Because of the current pandemic, the original six-week in person internship was condensed into a two-week virtual experience. The schedule consisted of virtual meetings from 9 am to 4 pm. Our days were filled with panelists and presenters who shared their journey and discussed topics such as mental health, health disparities, epidemiology, and the different fields available within health care. Our panelists included current medical students, nurses, physicians’ assistants, surgeons, emergency and family medicine physicians. We were also broken into groups and assigned a book, mine was Just Medicine: A Cure for Racial Inequality in American Health Care by Dayna Bowen Matthew, which we would present on at the end of the program. At the end of the day we would break out into our groups to discuss and prepare for the book presentation. During this time, I was able to connect with the other scholars and it was amazing to meet other pre-med students in the bay area who shared similar aspirations and obstacles as me. Through this book I was able to learn about the racial disparities in health care and the factors contributing to them such as implicit bias. And interventions that can be implemented in the clinical setting to eliminate them. On the last day of the internship we had a career fair where we learned about internships and research opportunities we can apply to after the program.
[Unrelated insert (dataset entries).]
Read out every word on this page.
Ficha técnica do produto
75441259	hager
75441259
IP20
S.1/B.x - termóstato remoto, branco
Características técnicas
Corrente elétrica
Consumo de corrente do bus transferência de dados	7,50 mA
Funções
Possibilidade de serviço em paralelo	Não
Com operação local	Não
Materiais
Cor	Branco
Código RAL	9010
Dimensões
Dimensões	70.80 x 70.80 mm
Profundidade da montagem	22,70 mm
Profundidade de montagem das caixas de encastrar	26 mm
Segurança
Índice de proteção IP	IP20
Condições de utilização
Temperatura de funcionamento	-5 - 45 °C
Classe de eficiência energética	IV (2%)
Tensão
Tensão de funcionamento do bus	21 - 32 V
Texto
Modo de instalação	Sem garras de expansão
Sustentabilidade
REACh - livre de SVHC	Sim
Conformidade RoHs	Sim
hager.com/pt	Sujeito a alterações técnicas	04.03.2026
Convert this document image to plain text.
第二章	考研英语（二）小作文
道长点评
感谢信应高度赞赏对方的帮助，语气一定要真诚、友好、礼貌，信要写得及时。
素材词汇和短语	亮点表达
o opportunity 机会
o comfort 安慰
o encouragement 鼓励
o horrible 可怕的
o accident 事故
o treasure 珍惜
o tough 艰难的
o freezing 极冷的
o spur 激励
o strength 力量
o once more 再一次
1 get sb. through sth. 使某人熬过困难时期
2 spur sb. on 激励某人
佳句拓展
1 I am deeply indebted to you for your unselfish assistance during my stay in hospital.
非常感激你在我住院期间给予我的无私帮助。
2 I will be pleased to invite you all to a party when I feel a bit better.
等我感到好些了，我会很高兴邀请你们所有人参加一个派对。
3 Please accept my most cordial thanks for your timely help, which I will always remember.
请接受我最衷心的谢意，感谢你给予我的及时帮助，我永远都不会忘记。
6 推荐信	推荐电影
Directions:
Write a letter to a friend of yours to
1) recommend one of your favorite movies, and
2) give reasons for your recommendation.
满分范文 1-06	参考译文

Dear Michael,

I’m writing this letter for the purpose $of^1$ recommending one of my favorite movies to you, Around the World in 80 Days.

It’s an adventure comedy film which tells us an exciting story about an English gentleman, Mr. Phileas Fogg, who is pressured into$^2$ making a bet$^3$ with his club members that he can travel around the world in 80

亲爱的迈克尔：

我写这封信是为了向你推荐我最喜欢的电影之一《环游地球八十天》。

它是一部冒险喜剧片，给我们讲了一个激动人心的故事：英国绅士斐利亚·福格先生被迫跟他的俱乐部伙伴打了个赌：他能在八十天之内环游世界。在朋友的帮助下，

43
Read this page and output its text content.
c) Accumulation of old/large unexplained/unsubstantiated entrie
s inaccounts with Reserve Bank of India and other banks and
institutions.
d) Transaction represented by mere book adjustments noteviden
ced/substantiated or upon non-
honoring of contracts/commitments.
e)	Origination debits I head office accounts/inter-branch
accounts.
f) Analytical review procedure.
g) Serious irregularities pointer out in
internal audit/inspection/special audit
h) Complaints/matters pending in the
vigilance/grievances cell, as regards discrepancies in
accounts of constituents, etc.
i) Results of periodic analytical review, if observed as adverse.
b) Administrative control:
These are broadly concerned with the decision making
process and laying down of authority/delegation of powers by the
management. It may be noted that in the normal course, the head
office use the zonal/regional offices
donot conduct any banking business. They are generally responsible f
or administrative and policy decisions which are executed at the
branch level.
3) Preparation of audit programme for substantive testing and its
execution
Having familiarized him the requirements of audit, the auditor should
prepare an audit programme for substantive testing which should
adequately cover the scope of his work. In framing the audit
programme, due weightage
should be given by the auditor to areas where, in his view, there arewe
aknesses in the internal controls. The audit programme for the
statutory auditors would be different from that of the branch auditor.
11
As a Latina the internship was inspiring and empowering. The presenters urged us to become health professionals and provided advice as first generation college students and children of immigrants. From this program, I learned valuable skills and lessons that will guide me in my path towards becoming a physician. I was worried that I wasn’t a competitive medical school candidate because of my grades but through this program I learned that it is never too late to improve academically and that grades are only one factor in the application process. Before this program I was also clueless about the application process for medical school. Now I feel more confident about the timeline of the medical school application process and I was connected with professionals who could offer more advice on the MCAT and personal statements. Through this program I also gained a support system of scholars and potential mentors that are encouraging me on my path to becoming a physician.
During your time at an internship make sure to actively listen and to connect with your presenters and peers because they offer invaluable advice and support. Even if it is a virtual experience, you are able to connect with others if you put your part and they put theirs. When searching for internships, try to find something related to your career choice but also your passion. I knew I wanted to apply to an internship in the health field, whilst learning about health disparities. Through Prep Medico, I learned about the importance of public health and the social determinants of health such as education, environment and food access and how these contribute to health inequalities. Therefore, I am now considering taking a gap year before medical school to pursue an MPH (Master’s in public health).
I would like to thank my SRA advisor Christy Howard for informing me about this internship. I also want to thank the Prep Medico team and coordinators for creating and converting this internship into a virtual experience. Before this program it was always “if” but now I am certain that it is “when” I attend medical school.